By Lise Alves, Senior Contributing Reporter

SÃO PAULO, BRAZIL – Finance Minister of Brazil, Nelson Barbosa, arrived in Zurich, Switzerland today (Tuesday) and has already scheduled talks with foreign investors about investment opportunities in Brazil. The minister is also expected to reiterate what he has been stating in Brazil since he took office less than a month ago: the Rousseff government’s priority is to obtain a surplus target of 0.5 percent this year.

Brazil Planning Minister Nelson Barbosa, Rio de Janeiro, Brazil, Brazil News
Finance Minister, Nelson Barbosa arrived in Europe this morning for the World Economic Forum in Davos, photo by Antonio Cruz/Agencia Brasil.

Minister Barbosa, who is in Europe to attend the annual World Economic Forum in Davos later this week, is expected to try to convince foreign investors that the political situation in Brazil will be resolved in the short-term and that the economy will improve.

The official is expected to show he is as committed to an ample fiscal reform as his predecessor, Joaquim Levy. Barbosa is also expected to reiterate what he has been stating in Brazil since he took office less than a month ago: the Rousseff government’s priority is to obtain a surplus target of 0.5 percent this year.
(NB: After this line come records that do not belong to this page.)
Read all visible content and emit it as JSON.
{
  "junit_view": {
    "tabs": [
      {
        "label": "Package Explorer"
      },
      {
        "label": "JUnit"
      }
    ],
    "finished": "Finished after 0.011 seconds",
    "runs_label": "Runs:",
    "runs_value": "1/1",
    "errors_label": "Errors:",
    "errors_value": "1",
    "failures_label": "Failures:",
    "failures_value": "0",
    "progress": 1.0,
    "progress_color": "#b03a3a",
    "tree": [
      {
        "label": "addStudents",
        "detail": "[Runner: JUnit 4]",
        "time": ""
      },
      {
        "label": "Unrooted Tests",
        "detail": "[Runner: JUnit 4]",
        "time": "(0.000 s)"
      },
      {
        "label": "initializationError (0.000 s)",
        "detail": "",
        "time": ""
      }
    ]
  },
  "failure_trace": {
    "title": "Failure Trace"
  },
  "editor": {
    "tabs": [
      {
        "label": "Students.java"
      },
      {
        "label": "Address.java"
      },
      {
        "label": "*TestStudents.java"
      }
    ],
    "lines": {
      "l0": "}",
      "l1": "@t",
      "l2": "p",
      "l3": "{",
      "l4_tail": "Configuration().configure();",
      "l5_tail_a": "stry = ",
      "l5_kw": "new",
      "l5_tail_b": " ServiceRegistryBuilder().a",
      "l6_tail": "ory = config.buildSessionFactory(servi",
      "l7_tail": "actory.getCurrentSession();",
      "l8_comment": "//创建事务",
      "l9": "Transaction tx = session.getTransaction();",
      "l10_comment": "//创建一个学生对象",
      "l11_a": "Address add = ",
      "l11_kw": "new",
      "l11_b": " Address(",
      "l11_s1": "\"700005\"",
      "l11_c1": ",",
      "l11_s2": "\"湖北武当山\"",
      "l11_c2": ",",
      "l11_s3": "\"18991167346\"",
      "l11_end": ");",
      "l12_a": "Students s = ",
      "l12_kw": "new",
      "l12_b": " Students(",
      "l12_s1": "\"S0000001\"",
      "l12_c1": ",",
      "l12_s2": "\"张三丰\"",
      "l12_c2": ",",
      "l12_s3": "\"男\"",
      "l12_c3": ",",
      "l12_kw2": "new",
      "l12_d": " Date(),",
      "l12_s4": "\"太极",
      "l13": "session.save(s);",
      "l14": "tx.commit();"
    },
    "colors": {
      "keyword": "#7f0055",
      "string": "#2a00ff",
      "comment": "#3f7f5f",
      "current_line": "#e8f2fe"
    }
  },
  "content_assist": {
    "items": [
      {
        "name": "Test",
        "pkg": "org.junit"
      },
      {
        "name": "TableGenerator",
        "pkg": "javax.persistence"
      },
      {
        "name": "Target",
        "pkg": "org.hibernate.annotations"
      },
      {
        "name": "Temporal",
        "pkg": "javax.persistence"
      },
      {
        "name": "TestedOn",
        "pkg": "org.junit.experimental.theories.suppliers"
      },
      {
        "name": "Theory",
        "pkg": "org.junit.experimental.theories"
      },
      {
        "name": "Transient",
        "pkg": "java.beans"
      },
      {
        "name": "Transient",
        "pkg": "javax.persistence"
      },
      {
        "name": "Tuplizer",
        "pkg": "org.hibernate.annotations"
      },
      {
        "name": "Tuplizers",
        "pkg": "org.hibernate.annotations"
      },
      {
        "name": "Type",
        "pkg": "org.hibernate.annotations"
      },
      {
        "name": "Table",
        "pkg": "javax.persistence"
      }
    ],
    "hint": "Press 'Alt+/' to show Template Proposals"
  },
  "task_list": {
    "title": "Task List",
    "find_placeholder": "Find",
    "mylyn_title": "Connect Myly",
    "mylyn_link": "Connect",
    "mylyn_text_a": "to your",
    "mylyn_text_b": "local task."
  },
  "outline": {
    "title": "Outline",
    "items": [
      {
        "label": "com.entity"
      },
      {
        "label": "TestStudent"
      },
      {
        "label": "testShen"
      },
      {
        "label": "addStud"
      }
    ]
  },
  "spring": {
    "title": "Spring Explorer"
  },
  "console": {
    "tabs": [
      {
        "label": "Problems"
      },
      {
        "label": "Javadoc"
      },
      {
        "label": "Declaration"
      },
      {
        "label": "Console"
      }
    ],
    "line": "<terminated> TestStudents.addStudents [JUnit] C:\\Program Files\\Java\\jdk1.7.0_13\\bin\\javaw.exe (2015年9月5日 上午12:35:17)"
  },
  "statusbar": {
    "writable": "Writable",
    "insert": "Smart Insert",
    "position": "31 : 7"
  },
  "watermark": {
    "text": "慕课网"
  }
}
Barbosa, however, is not the only one who believes that Brazil is still a promising place for foreign investments. According to Amit Ramnani, director of Ipanema Wealth, an independent financial consultancy firm working out of Rio de Janeiro, despite the decision by the Brazilian government to increase the investment visa minimum from R$150,000 to R$500,000, the operation is still relatively accessible and this is a good time for foreigners to invest in Brazil.

“Due to the appreciation of the U.S. dollar in relation to the Brazilian real over the last three years, the difference comes out to about US$50,000, which is still accessible,” says the financial planner, noting however that the increase was a bit counterproductive. “The Brazilian government should make foreign investment more attractive, not more complicated,” he adds.

According to Brazil’s Central Bank, foreign investments totaled nearly US$66 billion in 2015. The entity, however, estimates a lower inflow of investments from abroad for 2016, of US$60 billion.